Back to the Easter Eggs on the BdJ blog, then. This one’s from November 2007, when Belle considers the ins and outs of revealing her identity to her parents:

“And yet, what would I gain by telling them? Nothing that can go in the brag book next to my university graduation photos. […] Nothing that would see our family name preceding an -ism.”

*groan*

Nice one, Belle! :-)

@Hugo – the Guardian are aware of my surname. They kindly agreed not to print it.

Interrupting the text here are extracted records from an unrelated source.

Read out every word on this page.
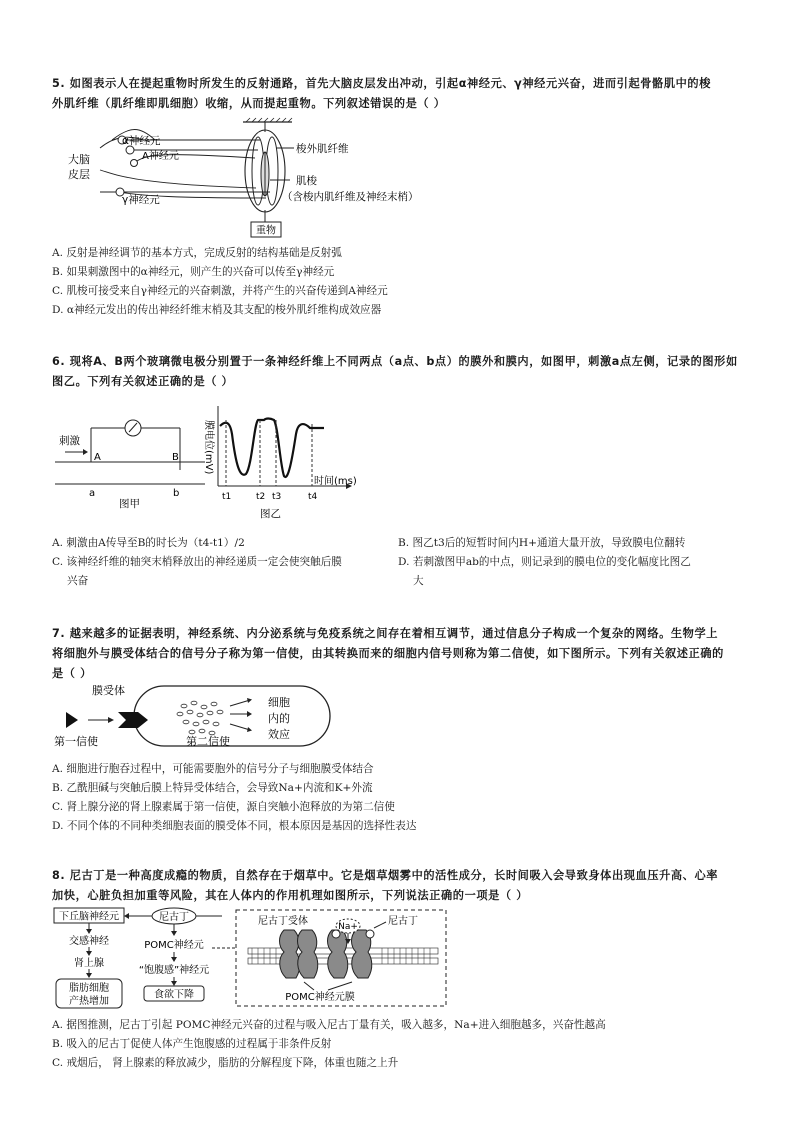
5. 如图表示人在提起重物时所发生的反射通路，首先大脑皮层发出冲动，引起α神经元、γ神经元兴奋，进而引起骨骼肌中的梭

外肌纤维（肌纤维即肌细胞）收缩，从而提起重物。下列叙述错误的是（ ）

重物
α神经元
A神经元
大脑
皮层
γ神经元
梭外肌纤维
肌梭
（含梭内肌纤维及神经末梢）

A. 反射是神经调节的基本方式，完成反射的结构基础是反射弧

B. 如果刺激图中的α神经元，则产生的兴奋可以传至γ神经元

C. 肌梭可接受来自γ神经元的兴奋刺激，并将产生的兴奋传递到A神经元

D. α神经元发出的传出神经纤维末梢及其支配的梭外肌纤维构成效应器

6. 现将A、B两个玻璃微电极分别置于一条神经纤维上不同两点（a点、b点）的膜外和膜内，如图甲，刺激a点左侧，记录的图形如

图乙。下列有关叙述正确的是（ ）

刺激
A	B
a	b
图甲
膜电位(mV)
时间(ms)
t1	t2 t3	t4
图乙
A. 刺激由A传导至B的时长为（t4-t1）/2	B. 图乙t3后的短暂时间内H+通道大量开放，导致膜电位翻转
C. 该神经纤维的轴突末梢释放出的神经递质一定会使突触后膜
兴奋
D. 若刺激图甲ab的中点，则记录到的膜电位的变化幅度比图乙
大

7. 越来越多的证据表明，神经系统、内分泌系统与免疫系统之间存在着相互调节，通过信息分子构成一个复杂的网络。生物学上

将细胞外与膜受体结合的信号分子称为第一信使，由其转换而来的细胞内信号则称为第二信使，如下图所示。下列有关叙述正确的

是（ ）

细胞
内的
效应
膜受体
第一信使	第二信使

A. 细胞进行胞吞过程中，可能需要胞外的信号分子与细胞膜受体结合

B. 乙酰胆碱与突触后膜上特异受体结合，会导致Na+内流和K+外流

C. 肾上腺分泌的肾上腺素属于第一信使，源自突触小泡释放的为第二信使

D. 不同个体的不同种类细胞表面的膜受体不同，根本原因是基因的选择性表达

8. 尼古丁是一种高度成瘾的物质，自然存在于烟草中。它是烟草烟雾中的活性成分，长时间吸入会导致身体出现血压升高、心率

加快，心脏负担加重等风险，其在人体内的作用机理如图所示，下列说法正确的一项是（ ）

下丘脑神经元	尼古丁
交感神经
肾上腺
脂肪细胞
产热增加
POMC神经元
“饱腹感”神经元
食欲下降
尼古丁受体	Na+	尼古丁
POMC神经元膜

A. 据图推测，尼古丁引起 POMC神经元兴奋的过程与吸入尼古丁量有关，吸入越多，Na+进入细胞越多，兴奋性越高

B. 吸入的尼古丁促使人体产生饱腹感的过程属于非条件反射

C. 戒烟后， 肾上腺素的释放减少，脂肪的分解程度下降，体重也随之上升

I don’t get it, why do you owe Belle the Whiskey and not the other way round? It just sounds like your being martyrishly modest.

@mike – I’d always worried that the googlewack (which I assumed she had seen but never clicked on) must have increased her paranoia about having her identity revealed to some extent. She was aware of my blog but did not know me so could only guess at what my intentions might be. I think I owe her a bottle of whiskey at least for that.

BTW, Modesty? If I was modest I’d have never mentioned this story on my blog at all.

>I’ve been thinking that a millennial UKBloggers reunion would be a fine idea

I promise to wear neither a shirt from Dildo, Newfoundland, nor that orange pullover.

Everything else is fair game, though.

You could at least have taken a photo of the headline probably “Hacker helps keep the name of prostitute secret…”

So, are you active anymore, or did the whole thing wipe you out completely?

@pearl – All is well and I still blog regularly right here. I’m rather glad I’m not aware of any big blog secrets any more.